Tata Consultancy Services a réagi rapidement en adressant une notification à la Bourse nationale indienne. L’entreprise y assure n’avoir trouvé « aucune preuve crédible d’une intrusion dans les systèmes de TCS ou dans les environnements clients », et précise que les données en circulation semblent dater d’au moins quatre ans, ne contenant que des informations basiques sur les employés. « L’attaquant prétend avoir utilisé le password spray et la MFA fatigue comme vecteur d’attaque. La société dispose de protections robustes contre ces techniques depuis plus de deux ans », a déclaré un porte-parole de TCS. Gap Inc. adopte une posture similaire, un représentant de l’enseigne ayant indiqué à BleepingComputer que « l’enquête préliminaire montre que les données en question sont limitées en portée, non sensibles et remontent à plusieurs années ». Aucune compromission des systèmes d’entreprise n’aurait été détectée.
Peut-être ces démentis rassurent-ils les directions concernées, mais ils ne dissipent guère l’inquiétude des spécialistes. Car même des annuaires « basiques » et vieux de quelques années conservent une valeur opérationnelle redoutable pour un attaquant qui cherche à cartographier les organigrammes, identifier les cibles à haut privilège et forger des e-mails de phishing indiscernables d’un message légitime. Le fait que TheHatman fournisse des échantillons vérifiables à chaque acheteur potentiel suggère une démarche commerciale rodée, celle d’un courtier en accès initiaux (initial access broker) qui monétise méthodiquement son butin.
L’ampleur de cette campagne, neuf entreprises frappées en à peine deux semaines et demie dans une année déjà marquée par un record des fuites de données, pose une question qui dépasse le cas d’espèce. Comment des organisations de cette taille, disposant en théorie d’équipes de sécurité pléthoriques et de budgets conséquents, peuvent-elles encore laisser des identifiants Azure exploitables sans détection ? La réponse tient sans doute dans un chiffre glaçant issu du Blue Report 2026, selon lequel seules 37 % des actions d’un attaquant utilisant des identifiants valides sont effectivement bloquées une fois l’accès initial obtenu. Autrement formulé, la muraille s’effondre dès que la clé tourne dans la serrure.

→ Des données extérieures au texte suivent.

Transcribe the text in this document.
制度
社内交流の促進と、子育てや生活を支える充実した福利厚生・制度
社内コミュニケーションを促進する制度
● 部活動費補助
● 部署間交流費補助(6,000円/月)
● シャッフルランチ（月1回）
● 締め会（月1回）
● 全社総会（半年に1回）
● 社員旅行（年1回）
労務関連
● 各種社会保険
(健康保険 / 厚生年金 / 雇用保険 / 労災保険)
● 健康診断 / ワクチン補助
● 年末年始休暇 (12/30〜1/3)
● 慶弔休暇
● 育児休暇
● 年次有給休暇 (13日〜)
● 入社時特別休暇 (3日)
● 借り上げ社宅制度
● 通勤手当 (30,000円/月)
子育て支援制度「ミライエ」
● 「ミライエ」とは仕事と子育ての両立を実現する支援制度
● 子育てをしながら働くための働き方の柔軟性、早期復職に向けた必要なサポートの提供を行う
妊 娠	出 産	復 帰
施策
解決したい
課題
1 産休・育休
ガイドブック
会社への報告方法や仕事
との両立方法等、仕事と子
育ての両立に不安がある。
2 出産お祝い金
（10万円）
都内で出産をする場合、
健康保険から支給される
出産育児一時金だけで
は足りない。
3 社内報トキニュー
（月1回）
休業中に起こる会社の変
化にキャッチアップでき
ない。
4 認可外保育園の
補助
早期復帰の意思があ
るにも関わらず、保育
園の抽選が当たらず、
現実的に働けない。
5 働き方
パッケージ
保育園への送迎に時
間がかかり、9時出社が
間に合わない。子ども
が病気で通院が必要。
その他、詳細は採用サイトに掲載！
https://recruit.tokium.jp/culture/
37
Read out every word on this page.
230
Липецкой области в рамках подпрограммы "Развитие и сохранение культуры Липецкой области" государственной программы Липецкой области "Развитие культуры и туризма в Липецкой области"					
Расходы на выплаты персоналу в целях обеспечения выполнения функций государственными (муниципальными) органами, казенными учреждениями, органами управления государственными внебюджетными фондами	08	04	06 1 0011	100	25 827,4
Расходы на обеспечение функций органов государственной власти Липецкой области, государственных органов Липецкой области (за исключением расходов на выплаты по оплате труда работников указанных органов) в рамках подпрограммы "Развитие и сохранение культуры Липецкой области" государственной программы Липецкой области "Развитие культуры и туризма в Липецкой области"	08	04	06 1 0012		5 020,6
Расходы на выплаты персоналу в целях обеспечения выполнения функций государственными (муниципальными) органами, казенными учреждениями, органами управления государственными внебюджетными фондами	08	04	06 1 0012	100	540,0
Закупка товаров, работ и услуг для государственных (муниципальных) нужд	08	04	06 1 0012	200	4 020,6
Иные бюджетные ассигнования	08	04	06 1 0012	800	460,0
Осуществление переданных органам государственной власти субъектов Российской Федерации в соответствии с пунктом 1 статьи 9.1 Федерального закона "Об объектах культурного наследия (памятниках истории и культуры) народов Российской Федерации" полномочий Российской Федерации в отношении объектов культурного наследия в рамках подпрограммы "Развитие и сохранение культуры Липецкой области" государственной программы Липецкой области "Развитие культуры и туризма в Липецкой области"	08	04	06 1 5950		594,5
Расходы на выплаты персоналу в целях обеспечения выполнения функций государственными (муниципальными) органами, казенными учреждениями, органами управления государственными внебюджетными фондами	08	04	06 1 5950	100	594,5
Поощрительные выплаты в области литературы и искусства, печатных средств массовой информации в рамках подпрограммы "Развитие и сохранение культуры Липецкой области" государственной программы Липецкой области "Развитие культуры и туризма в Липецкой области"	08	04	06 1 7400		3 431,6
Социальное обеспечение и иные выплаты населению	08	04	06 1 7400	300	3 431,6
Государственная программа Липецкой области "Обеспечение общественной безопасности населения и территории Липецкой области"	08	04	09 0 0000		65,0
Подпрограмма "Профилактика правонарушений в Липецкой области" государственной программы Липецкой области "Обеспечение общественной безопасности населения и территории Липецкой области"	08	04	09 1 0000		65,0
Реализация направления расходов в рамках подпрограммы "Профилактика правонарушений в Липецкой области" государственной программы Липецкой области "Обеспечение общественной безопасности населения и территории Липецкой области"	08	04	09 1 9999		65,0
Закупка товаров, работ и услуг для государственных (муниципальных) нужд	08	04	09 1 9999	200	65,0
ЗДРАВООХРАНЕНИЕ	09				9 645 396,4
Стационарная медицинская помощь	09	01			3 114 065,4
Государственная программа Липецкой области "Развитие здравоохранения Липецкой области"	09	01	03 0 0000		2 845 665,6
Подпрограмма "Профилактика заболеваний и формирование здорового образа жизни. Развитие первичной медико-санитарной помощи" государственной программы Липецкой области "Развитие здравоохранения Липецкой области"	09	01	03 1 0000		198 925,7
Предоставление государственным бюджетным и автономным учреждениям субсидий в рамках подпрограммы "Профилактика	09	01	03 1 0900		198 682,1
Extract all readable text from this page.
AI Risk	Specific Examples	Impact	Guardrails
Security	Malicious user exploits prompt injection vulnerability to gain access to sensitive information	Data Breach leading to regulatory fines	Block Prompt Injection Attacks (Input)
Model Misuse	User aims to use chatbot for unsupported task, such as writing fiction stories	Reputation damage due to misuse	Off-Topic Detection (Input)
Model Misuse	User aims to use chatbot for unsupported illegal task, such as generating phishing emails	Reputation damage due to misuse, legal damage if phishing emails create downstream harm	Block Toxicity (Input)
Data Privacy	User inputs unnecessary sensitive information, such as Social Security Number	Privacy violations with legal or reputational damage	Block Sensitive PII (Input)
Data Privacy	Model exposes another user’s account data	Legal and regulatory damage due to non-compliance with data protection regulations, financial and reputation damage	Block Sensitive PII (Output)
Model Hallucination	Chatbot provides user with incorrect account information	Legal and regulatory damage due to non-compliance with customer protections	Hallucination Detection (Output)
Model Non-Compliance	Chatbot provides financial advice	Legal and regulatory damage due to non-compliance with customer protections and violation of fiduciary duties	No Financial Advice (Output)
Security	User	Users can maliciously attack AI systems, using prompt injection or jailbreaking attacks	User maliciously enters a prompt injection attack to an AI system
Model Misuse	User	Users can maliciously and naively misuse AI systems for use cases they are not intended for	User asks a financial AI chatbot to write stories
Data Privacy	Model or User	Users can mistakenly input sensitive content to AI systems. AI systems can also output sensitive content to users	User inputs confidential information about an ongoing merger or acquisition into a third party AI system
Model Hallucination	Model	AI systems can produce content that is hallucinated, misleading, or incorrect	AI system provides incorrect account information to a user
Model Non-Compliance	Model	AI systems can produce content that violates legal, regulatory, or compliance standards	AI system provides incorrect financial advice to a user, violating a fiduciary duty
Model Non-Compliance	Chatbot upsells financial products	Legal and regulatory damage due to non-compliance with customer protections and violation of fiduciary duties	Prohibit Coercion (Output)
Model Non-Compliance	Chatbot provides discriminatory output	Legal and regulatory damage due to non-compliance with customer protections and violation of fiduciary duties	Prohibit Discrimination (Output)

Que les données soient fraîches ou vieilles de quatre ans, qu’elles aient été aspirées par infostealer ou par MFA fatigue, le résultat est le même pour les 3,6 millions d’employés concernés, du moins pour ceux dont les coordonnées circulent désormais librement sur les marchés noirs : leur identité professionnelle est devenue une arme entre les mains de quiconque accepte d’en payer le prix.